Bulletin 30 / Décembre 2006

Les sujets de l'Etat

Question 2006 Q 13

de Mme Freyss-Béguin, de Paris

Que signifie « sujet de l’Etat » ?

Réponse 2006 R 13

Réponse de Germain Hausmann

Avant 1848, la procédure de naturalisation se passait dans le sens contraire de ce qui se fait d’aujourd’hui, c’est à dire que le futur Neuchâtelois demandait d’abord la naturalisation de l’Etat de Neuchâtel. Une fois celle-ci obtenue, il devait trouver une commune qui voulait bien l’accepter. Cette quête n’était pas facile, car presque toutes les communes étaient totalement fermée et n’acceptaient aucun nouveau membre. C’est ainsi que beaucoup de personnes sont restées neuchâteloises, mais sans commune. On les a appelés « sujet de l’Etat« .

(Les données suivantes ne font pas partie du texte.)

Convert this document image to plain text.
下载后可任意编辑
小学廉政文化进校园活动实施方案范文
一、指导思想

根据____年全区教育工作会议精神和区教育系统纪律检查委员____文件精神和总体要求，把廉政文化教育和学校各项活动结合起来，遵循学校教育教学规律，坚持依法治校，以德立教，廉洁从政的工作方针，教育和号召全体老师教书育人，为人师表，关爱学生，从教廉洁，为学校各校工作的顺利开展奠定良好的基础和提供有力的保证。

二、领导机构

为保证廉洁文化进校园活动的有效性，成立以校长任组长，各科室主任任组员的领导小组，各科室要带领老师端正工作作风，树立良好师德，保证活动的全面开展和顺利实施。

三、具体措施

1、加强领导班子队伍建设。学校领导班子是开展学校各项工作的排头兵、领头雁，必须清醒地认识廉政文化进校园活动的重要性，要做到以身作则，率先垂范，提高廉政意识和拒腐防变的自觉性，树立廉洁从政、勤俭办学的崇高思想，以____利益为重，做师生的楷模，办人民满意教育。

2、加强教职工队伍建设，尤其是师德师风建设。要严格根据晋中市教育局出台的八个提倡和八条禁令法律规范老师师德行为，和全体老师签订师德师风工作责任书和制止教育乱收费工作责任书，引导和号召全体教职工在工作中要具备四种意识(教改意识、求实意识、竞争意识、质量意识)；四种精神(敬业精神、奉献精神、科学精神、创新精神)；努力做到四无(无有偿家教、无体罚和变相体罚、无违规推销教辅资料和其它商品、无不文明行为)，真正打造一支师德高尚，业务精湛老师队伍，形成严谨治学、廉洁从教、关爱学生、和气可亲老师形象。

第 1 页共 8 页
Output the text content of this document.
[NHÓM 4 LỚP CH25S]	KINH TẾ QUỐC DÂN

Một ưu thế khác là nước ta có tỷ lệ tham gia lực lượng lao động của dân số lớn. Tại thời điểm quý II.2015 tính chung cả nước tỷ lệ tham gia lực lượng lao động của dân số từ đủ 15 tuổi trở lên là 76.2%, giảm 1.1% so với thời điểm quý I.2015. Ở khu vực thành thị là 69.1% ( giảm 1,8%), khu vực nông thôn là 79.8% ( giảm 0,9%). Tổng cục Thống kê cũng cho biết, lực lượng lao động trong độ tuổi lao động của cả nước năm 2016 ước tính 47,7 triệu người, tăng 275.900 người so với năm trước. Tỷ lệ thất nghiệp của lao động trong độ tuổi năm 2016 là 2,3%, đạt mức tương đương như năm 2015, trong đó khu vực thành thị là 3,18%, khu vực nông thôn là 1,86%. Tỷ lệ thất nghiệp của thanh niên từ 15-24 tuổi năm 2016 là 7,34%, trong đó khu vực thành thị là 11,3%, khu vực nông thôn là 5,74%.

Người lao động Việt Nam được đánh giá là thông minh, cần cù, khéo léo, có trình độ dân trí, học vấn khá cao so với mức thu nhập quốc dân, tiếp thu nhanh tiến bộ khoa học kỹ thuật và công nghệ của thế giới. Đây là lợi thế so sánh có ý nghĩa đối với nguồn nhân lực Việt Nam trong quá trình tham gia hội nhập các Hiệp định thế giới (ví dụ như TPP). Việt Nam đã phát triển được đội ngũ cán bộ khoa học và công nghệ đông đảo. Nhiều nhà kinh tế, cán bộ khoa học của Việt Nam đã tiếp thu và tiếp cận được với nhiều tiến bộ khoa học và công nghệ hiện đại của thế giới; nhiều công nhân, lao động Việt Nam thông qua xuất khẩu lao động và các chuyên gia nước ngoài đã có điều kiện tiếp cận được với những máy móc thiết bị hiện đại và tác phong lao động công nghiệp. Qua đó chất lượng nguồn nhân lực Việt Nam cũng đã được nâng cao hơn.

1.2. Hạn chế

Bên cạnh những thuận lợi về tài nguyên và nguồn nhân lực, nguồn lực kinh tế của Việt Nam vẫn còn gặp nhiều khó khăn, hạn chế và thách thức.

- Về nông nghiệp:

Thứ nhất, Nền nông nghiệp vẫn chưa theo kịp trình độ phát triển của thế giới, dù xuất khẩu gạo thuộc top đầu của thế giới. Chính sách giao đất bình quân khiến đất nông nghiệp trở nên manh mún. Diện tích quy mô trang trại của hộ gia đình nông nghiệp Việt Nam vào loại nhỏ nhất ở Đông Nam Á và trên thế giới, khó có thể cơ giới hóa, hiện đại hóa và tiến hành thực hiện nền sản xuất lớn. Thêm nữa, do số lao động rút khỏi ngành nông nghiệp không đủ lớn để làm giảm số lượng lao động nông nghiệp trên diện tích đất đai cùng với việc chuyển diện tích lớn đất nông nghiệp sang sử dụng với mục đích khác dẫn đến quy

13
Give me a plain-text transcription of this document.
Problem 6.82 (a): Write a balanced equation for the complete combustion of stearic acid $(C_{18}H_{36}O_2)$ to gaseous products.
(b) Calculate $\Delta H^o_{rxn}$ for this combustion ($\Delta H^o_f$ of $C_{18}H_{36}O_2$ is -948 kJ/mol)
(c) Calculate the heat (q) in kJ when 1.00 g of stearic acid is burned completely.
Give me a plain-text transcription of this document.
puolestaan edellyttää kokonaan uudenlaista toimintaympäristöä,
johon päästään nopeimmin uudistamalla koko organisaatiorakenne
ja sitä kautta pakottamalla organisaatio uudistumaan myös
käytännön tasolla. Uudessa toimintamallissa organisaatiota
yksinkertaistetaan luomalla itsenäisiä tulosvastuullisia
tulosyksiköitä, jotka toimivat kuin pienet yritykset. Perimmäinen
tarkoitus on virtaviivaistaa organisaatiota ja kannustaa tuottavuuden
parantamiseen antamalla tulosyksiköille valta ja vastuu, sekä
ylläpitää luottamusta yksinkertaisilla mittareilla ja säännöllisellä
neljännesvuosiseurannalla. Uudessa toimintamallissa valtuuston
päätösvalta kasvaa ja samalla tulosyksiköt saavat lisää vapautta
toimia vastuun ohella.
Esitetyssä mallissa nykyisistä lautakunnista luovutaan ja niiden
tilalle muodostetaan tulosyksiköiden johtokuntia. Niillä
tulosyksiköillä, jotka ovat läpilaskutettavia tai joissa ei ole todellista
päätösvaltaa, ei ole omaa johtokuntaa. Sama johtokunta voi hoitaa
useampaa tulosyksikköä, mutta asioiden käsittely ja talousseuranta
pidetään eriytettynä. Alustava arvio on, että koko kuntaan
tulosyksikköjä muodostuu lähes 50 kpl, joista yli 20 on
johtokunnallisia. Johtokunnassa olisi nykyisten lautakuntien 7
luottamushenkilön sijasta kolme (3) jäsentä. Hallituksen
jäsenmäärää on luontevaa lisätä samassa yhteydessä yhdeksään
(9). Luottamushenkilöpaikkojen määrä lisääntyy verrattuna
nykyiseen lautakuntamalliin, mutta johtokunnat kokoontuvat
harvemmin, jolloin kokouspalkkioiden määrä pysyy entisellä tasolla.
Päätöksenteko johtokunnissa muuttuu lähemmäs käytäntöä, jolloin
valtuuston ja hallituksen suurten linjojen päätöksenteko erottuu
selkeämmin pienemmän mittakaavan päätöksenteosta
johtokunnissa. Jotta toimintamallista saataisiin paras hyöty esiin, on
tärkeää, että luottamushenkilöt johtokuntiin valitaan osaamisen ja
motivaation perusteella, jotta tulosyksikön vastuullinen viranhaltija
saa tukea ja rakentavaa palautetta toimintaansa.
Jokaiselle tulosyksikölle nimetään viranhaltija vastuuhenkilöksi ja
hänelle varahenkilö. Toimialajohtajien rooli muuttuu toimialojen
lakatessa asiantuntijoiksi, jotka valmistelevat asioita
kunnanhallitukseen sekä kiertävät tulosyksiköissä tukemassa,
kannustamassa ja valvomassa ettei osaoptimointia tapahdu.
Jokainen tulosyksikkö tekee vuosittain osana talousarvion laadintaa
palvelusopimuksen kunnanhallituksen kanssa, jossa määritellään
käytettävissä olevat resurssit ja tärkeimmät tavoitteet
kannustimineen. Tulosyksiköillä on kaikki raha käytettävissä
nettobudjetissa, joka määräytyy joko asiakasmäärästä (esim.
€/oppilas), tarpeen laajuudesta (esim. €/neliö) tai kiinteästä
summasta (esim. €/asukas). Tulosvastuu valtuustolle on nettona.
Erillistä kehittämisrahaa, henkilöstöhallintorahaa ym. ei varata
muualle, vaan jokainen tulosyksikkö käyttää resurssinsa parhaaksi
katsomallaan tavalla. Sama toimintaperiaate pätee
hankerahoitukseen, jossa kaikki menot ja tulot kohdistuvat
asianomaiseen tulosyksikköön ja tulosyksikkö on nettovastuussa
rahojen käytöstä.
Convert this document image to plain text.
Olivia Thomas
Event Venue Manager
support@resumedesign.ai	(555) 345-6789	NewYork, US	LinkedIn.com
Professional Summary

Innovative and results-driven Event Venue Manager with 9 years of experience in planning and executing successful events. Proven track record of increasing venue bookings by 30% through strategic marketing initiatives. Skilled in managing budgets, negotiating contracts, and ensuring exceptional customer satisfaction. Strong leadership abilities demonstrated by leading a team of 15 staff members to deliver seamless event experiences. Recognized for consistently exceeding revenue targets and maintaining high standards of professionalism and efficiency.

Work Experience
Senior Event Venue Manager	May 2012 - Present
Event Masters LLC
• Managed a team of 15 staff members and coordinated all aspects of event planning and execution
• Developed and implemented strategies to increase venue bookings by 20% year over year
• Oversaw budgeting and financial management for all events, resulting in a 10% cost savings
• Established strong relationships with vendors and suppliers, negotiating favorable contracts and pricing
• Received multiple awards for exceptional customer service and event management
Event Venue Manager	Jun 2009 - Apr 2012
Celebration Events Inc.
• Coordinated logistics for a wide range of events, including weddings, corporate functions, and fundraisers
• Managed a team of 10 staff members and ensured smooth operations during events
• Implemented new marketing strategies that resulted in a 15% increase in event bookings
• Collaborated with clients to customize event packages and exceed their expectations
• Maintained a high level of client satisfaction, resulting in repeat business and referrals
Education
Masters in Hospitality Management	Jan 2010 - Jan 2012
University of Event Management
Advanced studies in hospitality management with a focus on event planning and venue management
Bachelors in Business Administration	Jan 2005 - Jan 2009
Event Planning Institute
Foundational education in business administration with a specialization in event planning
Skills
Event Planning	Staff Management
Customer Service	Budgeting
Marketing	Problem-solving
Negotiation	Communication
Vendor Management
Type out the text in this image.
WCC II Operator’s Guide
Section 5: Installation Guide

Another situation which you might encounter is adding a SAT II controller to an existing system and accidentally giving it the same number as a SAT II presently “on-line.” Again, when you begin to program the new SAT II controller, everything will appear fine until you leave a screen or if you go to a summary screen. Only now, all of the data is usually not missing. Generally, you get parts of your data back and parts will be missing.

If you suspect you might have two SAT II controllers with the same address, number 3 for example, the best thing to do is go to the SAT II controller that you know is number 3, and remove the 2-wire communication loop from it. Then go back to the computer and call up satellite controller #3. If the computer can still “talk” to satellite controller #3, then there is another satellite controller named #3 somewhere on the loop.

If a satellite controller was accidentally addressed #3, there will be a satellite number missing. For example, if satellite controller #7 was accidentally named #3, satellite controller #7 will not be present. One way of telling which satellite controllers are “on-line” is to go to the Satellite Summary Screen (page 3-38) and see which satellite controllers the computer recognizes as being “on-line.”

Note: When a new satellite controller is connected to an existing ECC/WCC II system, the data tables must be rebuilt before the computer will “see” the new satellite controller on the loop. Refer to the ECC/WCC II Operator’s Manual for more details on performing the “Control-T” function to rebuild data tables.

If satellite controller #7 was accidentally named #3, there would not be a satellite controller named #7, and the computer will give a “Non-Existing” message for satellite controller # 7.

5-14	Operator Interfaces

Les personnes sans commune d’origine se répartissaient en plusieurs catégories :

  • il y avait les « heimatlos » au sens strict (ce que nous appellerions aujourd’hui des apatrides). Aucun Etat ne les reconnaît comme ses ressortissants.
  • il y avait les « descendants d’huguenots« , qui avaient été reçus dans des conditions spécifiques dès 1707. En fait, on leur avait délivré des papiers qui leur servaient pour poursuivre leur route en direction de la Prusse. Mais certains sont restés chez nous et avaient ce statut intermédiaire.
  • il y avait les « sujets de l’Etat » que l’on peut diviser en 3 groupes :
    • 1. les descendants illégitimes de Neuchâtelois.
    • 2a. les naturalisés par l’Etat qui n’avaient pu ou voulu acquérir une commune d’origine. Si c’étaient des personnes d’origine étrangère, elles n’étaient que sujets de l’Etat.
    • 2b. Idem. Si c’étaient des personnes d’origine suisse, elles étaient sujets de l’Etat et originaires d’une commune d’un autre canton.

En 1863, tous les heimatlos et sujets de l’Etat ont été répartis dans les communes neuchâteloise, sauf ceux de la dernière catégorie (la catégorie 2b).

Il faut comprendre que les communes n’étaient pas très enthousiastes à l’idée d’augmenter le nombre de leurs ressortissants (et de leurs assistés éventuels). Aussi, on a considéré que les personnes qui faisaient partie de cette catégorie 2b étaient suffisamment
« couvertes » en ayant déjà une commune d’origine et qu’il était inutile de leur en donner une deuxième, neuchâteloise. Ils sont donc restés sujets de l’Etat de Neuchâtel jusque dans les années 1954, où leur statut, extraordinaire, a commencé à déranger. Ils ont alors été « donnés » à la commune de Neuchâtel.

Pour conclure, rappelons qu’en Suisse il n’existe pas de nationalité suisse stricto sensu. Chacun est ressortissant d’un canton et c’est le fait qu’il soit Neuchâtelois, Vaudois, Bernois, etc. qui le fait appartenir à la Suisse.